In your sample code Lines3DSample, the first line is drawn with:

              <visuals:LineVisual3D StartPosition="-50,0,220" EndPosition="50,0,220" LineColor="Silver" LineThickness="1"/>
 
How do I calculate the StartPosition so that that line starts in the upper left hand corner?
#2
If you are using TargetPositionCamera and TragetPosition is set to (0,0,0), Heading = 0 and Attitude = 0, then (0,0,0) is in the center of the view.

If you are using an orthographic camera (targetPositionCamera.ProjectionType = ProjectionTypes.Orthographic), then this is much easier to achieve. In this case you set the ViewWidth that is defined in 3D space coordinates. The ViewHeight is defined as (ViewWidth * SceneView.Height) / SceneView.Width.

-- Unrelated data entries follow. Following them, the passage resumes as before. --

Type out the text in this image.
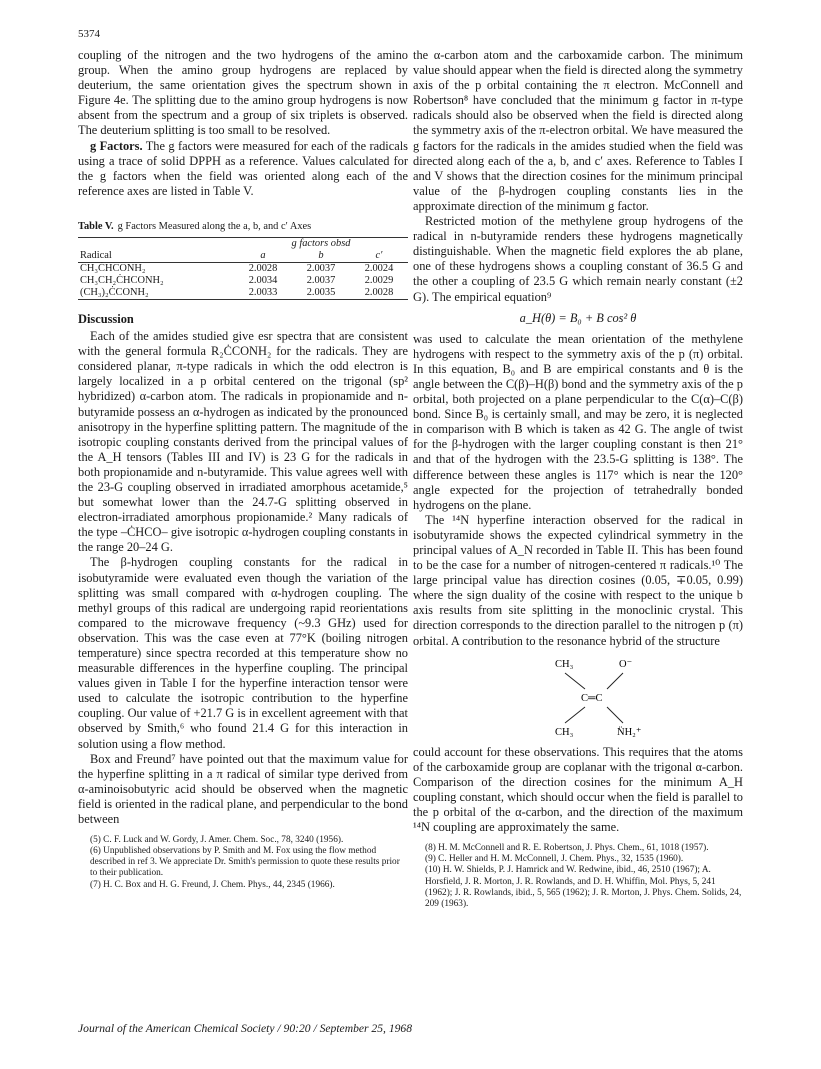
5374

coupling of the nitrogen and the two hydrogens of the amino group. When the amino group hydrogens are replaced by deuterium, the same orientation gives the spectrum shown in Figure 4e. The splitting due to the amino group hydrogens is now absent from the spectrum and a group of six triplets is observed. The deuterium splitting is too small to be resolved.

g Factors. The g factors were measured for each of the radicals using a trace of solid DPPH as a reference. Values calculated for the g factors when the field was oriented along each of the reference axes are listed in Table V.

Table V. g Factors Measured along the a, b, and c′ Axes
	g factors obsd		
Radical	a	b	c′
CH₃ĊHCONH₂	2.0028	2.0037	2.0024
CH₃CH₂ĊHCONH₂	2.0034	2.0037	2.0029
(CH₃)₂ĊCONH₂	2.0033	2.0035	2.0028
Discussion

Each of the amides studied give esr spectra that are consistent with the general formula R₂ĊCONH₂ for the radicals. They are considered planar, π-type radicals in which the odd electron is largely localized in a p orbital centered on the trigonal (sp² hybridized) α-carbon atom. The radicals in propionamide and n-butyramide possess an α-hydrogen as indicated by the pronounced anisotropy in the hyperfine splitting pattern. The magnitude of the isotropic coupling constants derived from the principal values of the A_H tensors (Tables III and IV) is 23 G for the radicals in both propionamide and n-butyramide. This value agrees well with the 23-G coupling observed in irradiated amorphous acetamide,⁵ but somewhat lower than the 24.7-G splitting observed in electron-irradiated amorphous propionamide.² Many radicals of the type –ĊHCO– give isotropic α-hydrogen coupling constants in the range 20–24 G.

The β-hydrogen coupling constants for the radical in isobutyramide were evaluated even though the variation of the splitting was small compared with α-hydrogen coupling. The methyl groups of this radical are undergoing rapid reorientations compared to the microwave frequency (~9.3 GHz) used for observation. This was the case even at 77°K (boiling nitrogen temperature) since spectra recorded at this temperature show no measurable differences in the hyperfine coupling. The principal values given in Table I for the hyperfine interaction tensor were used to calculate the isotropic contribution to the hyperfine coupling. Our value of +21.7 G is in excellent agreement with that observed by Smith,⁶ who found 21.4 G for this interaction in solution using a flow method.

Box and Freund⁷ have pointed out that the maximum value for the hyperfine splitting in a π radical of similar type derived from α-aminoisobutyric acid should be observed when the magnetic field is oriented in the radical plane, and perpendicular to the bond between

(5) C. F. Luck and W. Gordy, J. Amer. Chem. Soc., 78, 3240 (1956).
(6) Unpublished observations by P. Smith and M. Fox using the flow method described in ref 3. We appreciate Dr. Smith's permission to quote these results prior to their publication.
(7) H. C. Box and H. G. Freund, J. Chem. Phys., 44, 2345 (1966).

the α-carbon atom and the carboxamide carbon. The minimum value should appear when the field is directed along the symmetry axis of the p orbital containing the π electron. McConnell and Robertson⁸ have concluded that the minimum g factor in π-type radicals should also be observed when the field is directed along the symmetry axis of the π-electron orbital. We have measured the g factors for the radicals in the amides studied when the field was directed along each of the a, b, and c′ axes. Reference to Tables I and V shows that the direction cosines for the minimum principal value of the β-hydrogen coupling constants lies in the approximate direction of the minimum g factor.

Restricted motion of the methylene group hydrogens of the radical in n-butyramide renders these hydrogens magnetically distinguishable. When the magnetic field explores the ab plane, one of these hydrogens shows a coupling constant of 36.5 G and the other a coupling of 23.5 G which remain nearly constant (±2 G). The empirical equation⁹

a_H(θ) = B₀ + B cos² θ

was used to calculate the mean orientation of the methylene hydrogens with respect to the symmetry axis of the p (π) orbital. In this equation, B₀ and B are empirical constants and θ is the angle between the C(β)–H(β) bond and the symmetry axis of the p orbital, both projected on a plane perpendicular to the C(α)–C(β) bond. Since B₀ is certainly small, and may be zero, it is neglected in comparison with B which is taken as 42 G. The angle of twist for the β-hydrogen with the larger coupling constant is then 21° and that of the hydrogen with the 23.5-G splitting is 138°. The difference between these angles is 117° which is near the 120° angle expected for the projection of tetrahedrally bonded hydrogens on the plane.

The ¹⁴N hyperfine interaction observed for the radical in isobutyramide shows the expected cylindrical symmetry in the principal values of A_N recorded in Table II. This has been found to be the case for a number of nitrogen-centered π radicals.¹⁰ The large principal value has direction cosines (0.05, ∓0.05, 0.99) where the sign duality of the cosine with respect to the unique b axis results from site splitting in the monoclinic crystal. This direction corresponds to the direction parallel to the nitrogen p (π) orbital. A contribution to the resonance hybrid of the structure

CH₃	O⁻
C═C
CH₃	N̈H₂⁺

could account for these observations. This requires that the atoms of the carboxamide group are coplanar with the trigonal α-carbon. Comparison of the direction cosines for the minimum A_H coupling constant, which should occur when the field is parallel to the p orbital of the α-carbon, and the direction of the maximum ¹⁴N coupling are approximately the same.

(8) H. M. McConnell and R. E. Robertson, J. Phys. Chem., 61, 1018 (1957).
(9) C. Heller and H. M. McConnell, J. Chem. Phys., 32, 1535 (1960).
(10) H. W. Shields, P. J. Hamrick and W. Redwine, ibid., 46, 2510 (1967); A. Horsfield, J. R. Morton, J. R. Rowlands, and D. H. Whiffin, Mol. Phys, 5, 241 (1962); J. R. Rowlands, ibid., 5, 565 (1962); J. R. Morton, J. Phys. Chem. Solids, 24, 209 (1963).
Journal of the American Chemical Society / 90:20 / September 25, 1968
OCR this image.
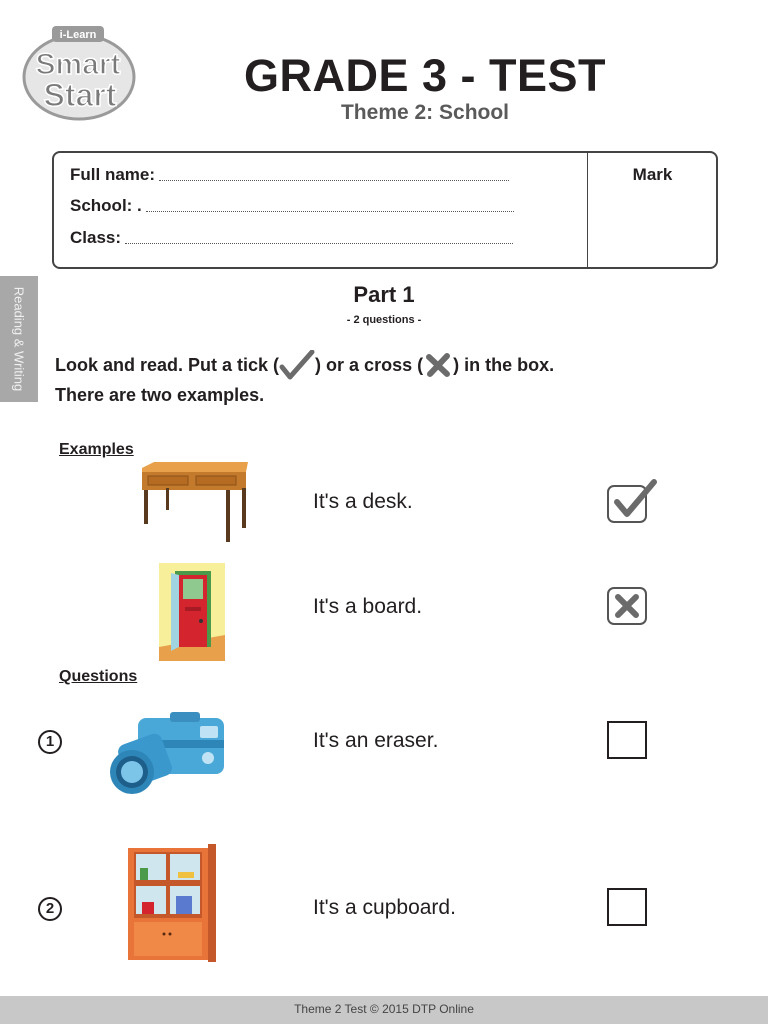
i-Learn
Smart
Start	GRADE 3 - TEST
Theme 2: School
Full name:
School: .
Class:
Mark
Reading & Writing	Part 1
- 2 questions -
Look and read. Put a tick ( ) or a cross ( ) in the box.
There are two examples.
Examples
It's a desk.
It's a board.
Questions
1	It's an eraser.
2	It's a cupboard.
Theme 2 Test © 2015 DTP Online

For example, if  ViewWidth is 400 (showing positions from -200 to +200) and SceneView.Width == SceneView.Height and TragetPosition is set to (0,0,0), Heading = 0 and Attitude = 0, then the top left position is (-200, -200, z is any value).

If you are using a perspective projection type (by default), then this is much more complicated, because the X and Y coordinates are affected by the distance to the camera. In this case you need to use Math.Tan to calculate the offset:

   
In this case fi angle is camera's FieldOfView angle (this needs to be converted into radians("/ 180 * MathPI")):
MathF.Tan((targetPositionCamera.FieldOfView / 2) / 180 * MathF.PI) = a / b.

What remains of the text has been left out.